In a podcast on The Science of Better, Agarwal explains "patients may not always agree with their (doctor's) recommendation. If you don't agree and are disgruntled, you may go online and complain about a procedure that was perfectly valid given the medical condition that you had."

Agarwal also addresses the validity of online ratings. "If people who are happy don't bother to go online and provide a rating, then you are going to get a skewed distribution of ratings online and the impression that you would walk away with is the doctor is not a very good doctor."

The study's findings support these concerns about bias in the current online rating environment. Among the authors' conclusions:

  • Patients posting their opinions about doctors on online ratings are more prone than offline populations to exaggerate their opinions
  • Online ratings are more informative when identifying low-quality physicians, but not as effective in discerning high quality physicians from median ones.
  • Patients are most likely to provide ratings for their most flagrant or negative experiences with physicians.

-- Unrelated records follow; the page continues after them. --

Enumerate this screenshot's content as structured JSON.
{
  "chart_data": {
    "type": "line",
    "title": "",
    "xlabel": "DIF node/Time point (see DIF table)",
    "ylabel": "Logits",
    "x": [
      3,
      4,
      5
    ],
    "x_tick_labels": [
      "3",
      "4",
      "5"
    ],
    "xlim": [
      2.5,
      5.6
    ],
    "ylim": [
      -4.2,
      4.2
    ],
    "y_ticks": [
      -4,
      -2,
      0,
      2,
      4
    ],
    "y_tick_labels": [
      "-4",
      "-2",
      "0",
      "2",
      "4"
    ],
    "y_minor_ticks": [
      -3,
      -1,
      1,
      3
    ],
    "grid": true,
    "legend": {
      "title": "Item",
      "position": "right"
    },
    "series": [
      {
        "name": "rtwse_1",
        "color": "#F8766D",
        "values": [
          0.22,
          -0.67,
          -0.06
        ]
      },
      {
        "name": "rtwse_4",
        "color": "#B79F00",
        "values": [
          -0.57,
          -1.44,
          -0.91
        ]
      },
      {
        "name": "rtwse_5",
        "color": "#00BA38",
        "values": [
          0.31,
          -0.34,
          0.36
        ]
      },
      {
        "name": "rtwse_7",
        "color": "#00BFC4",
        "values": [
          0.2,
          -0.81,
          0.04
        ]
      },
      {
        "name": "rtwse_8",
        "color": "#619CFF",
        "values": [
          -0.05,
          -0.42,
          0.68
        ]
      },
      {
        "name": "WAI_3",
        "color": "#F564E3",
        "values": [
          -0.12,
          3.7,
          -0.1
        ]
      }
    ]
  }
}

Agarwal states "Patients need high quality information about the most consequential service that they consume: healthcare."

We agree.

That is why Medical Justice is working with select partners to help create a system that will balance the legitimate needs of patients with the reasonable concerns of doctors; a system that will provide much needed "quality information." Medical Justice/Dental Justice is leading the charge to promote ratings systems that include a critical mass number of credible reviews to provide the most accurate picture possible of a doctor's practice.


A Sample Response:

One Response to "Physician-Rating Websites are Biased in Picking Doctors, Exaggerating Consumer Opinions, Says Paper"

R.P 29 Jun 2011

I have read the reviews of some of the physicians at online physician review sites of physicians I have been to for treatment after I received treatment. From what I have found is that as stated here disgruntled patients will post and hide behind the cloak of anonymity promised by some sites to be totally denigrating beyond belief. In some instances the disgruntled patient may even attack the physician's personal appearance in very demeaning manners that in one case was not even close to the physician's actual personal appearance.

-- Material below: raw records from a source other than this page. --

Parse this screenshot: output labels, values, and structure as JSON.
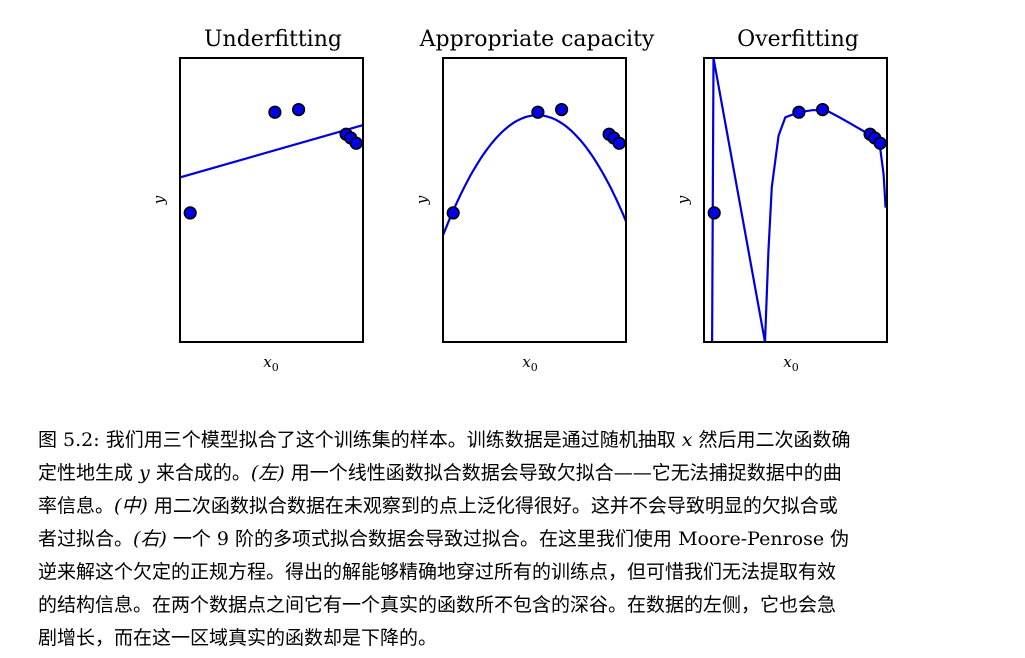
{
  "chart_data": [
    {
      "type": "scatter",
      "title": "Underfitting",
      "xlabel": "x0",
      "ylabel": "y",
      "xlim": [
        -0.1,
        2.6
      ],
      "ylim": [
        -6.5,
        4.5
      ],
      "grid": false,
      "points": [
        [
          0.05,
          -1.5
        ],
        [
          1.3,
          2.4
        ],
        [
          1.65,
          2.5
        ],
        [
          2.35,
          1.55
        ],
        [
          2.42,
          1.4
        ],
        [
          2.5,
          1.2
        ]
      ],
      "curve": {
        "model": "linear",
        "coefficients": [
          -0.05,
          0.75
        ]
      }
    },
    {
      "type": "scatter",
      "title": "Appropriate capacity",
      "xlabel": "x0",
      "ylabel": "y",
      "xlim": [
        -0.1,
        2.6
      ],
      "ylim": [
        -6.5,
        4.5
      ],
      "grid": false,
      "points": [
        [
          0.05,
          -1.5
        ],
        [
          1.3,
          2.4
        ],
        [
          1.65,
          2.5
        ],
        [
          2.35,
          1.55
        ],
        [
          2.42,
          1.4
        ],
        [
          2.5,
          1.2
        ]
      ],
      "curve": {
        "model": "quadratic",
        "coefficients": [
          -1.72,
          6.2,
          -2.4
        ]
      }
    },
    {
      "type": "scatter",
      "title": "Overfitting",
      "xlabel": "x0",
      "ylabel": "y",
      "xlim": [
        -0.1,
        2.6
      ],
      "ylim": [
        -6.5,
        4.5
      ],
      "grid": false,
      "points": [
        [
          0.05,
          -1.5
        ],
        [
          1.3,
          2.4
        ],
        [
          1.65,
          2.5
        ],
        [
          2.35,
          1.55
        ],
        [
          2.42,
          1.4
        ],
        [
          2.5,
          1.2
        ]
      ],
      "curve": {
        "model": "polynomial-9",
        "samples": [
          [
            0.02,
            -6.5
          ],
          [
            0.04,
            4.5
          ],
          [
            0.8,
            -6.5
          ],
          [
            0.85,
            -3.0
          ],
          [
            0.9,
            -0.5
          ],
          [
            1.0,
            1.5
          ],
          [
            1.1,
            2.2
          ],
          [
            1.3,
            2.4
          ],
          [
            1.5,
            2.48
          ],
          [
            1.7,
            2.48
          ],
          [
            1.9,
            2.2
          ],
          [
            2.1,
            1.9
          ],
          [
            2.3,
            1.6
          ],
          [
            2.4,
            1.42
          ],
          [
            2.5,
            1.0
          ],
          [
            2.55,
            0.0
          ],
          [
            2.58,
            -1.3
          ]
        ]
      }
    }
  ],
  "caption": {
    "lines": [
      [
        "图 5.2: 我们用三个模型拟合了这个训练集的样本。训练数据是通过随机抽取 ",
        {
          "it": "x"
        },
        " 然后用二次函数确"
      ],
      [
        "定性地生成 ",
        {
          "it": "y"
        },
        " 来合成的。",
        {
          "it": "(左)"
        },
        " 用一个线性函数拟合数据会导致欠拟合——它无法捕捉数据中的曲"
      ],
      [
        "率信息。",
        {
          "it": "(中)"
        },
        " 用二次函数拟合数据在未观察到的点上泛化得很好。这并不会导致明显的欠拟合或"
      ],
      [
        "者过拟合。",
        {
          "it": "(右)"
        },
        " 一个 9 阶的多项式拟合数据会导致过拟合。在这里我们使用 Moore-Penrose 伪"
      ],
      [
        "逆来解这个欠定的正规方程。得出的解能够精确地穿过所有的训练点，但可惜我们无法提取有效"
      ],
      [
        "的结构信息。在两个数据点之间它有一个真实的函数所不包含的深谷。在数据的左侧，它也会急"
      ],
      [
        "剧增长，而在这一区域真实的函数却是下降的。"
      ]
    ]
  }
}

Another case where the physician's practice is treating the mentally ill, some of the reviews were scathing beyond belief. It was apparent that the psychological aberration of the patient(s) came to the surface and the patient derived some sort of empowerment by demeaning the physician. What I later found was that the patient went to all the online review sites and laid their anger at the world out but focused on the treating physician in writing as the cause for all their misfortunes in life.

In one case the "reviews" were degrading beyond belief. I left my e-mail address within the body of my faux negative review of the physician and the perpetrator contacted me. What she confessed is that she was never a patient of the physician but an ex-girlfriend who was expressing her jilted scorn by posing as a patient.

I believe it can be very damaging to allow such libelous comments to be printed when the physician has no recourse or recovery. I believe it to be very irresponsible of physician review sites to allow patients with "issues" and "axes to grind" complete anonymity to post.

I am sure it will be all but impossible to discover how a negative review may affect a physician's patients or prospective patients but review sites do need to take more responsibility to insure the negative reviews are not baseless fabrications by the mentally ill or someone who was not a patient as I found was simply angry with a physician from a personal level.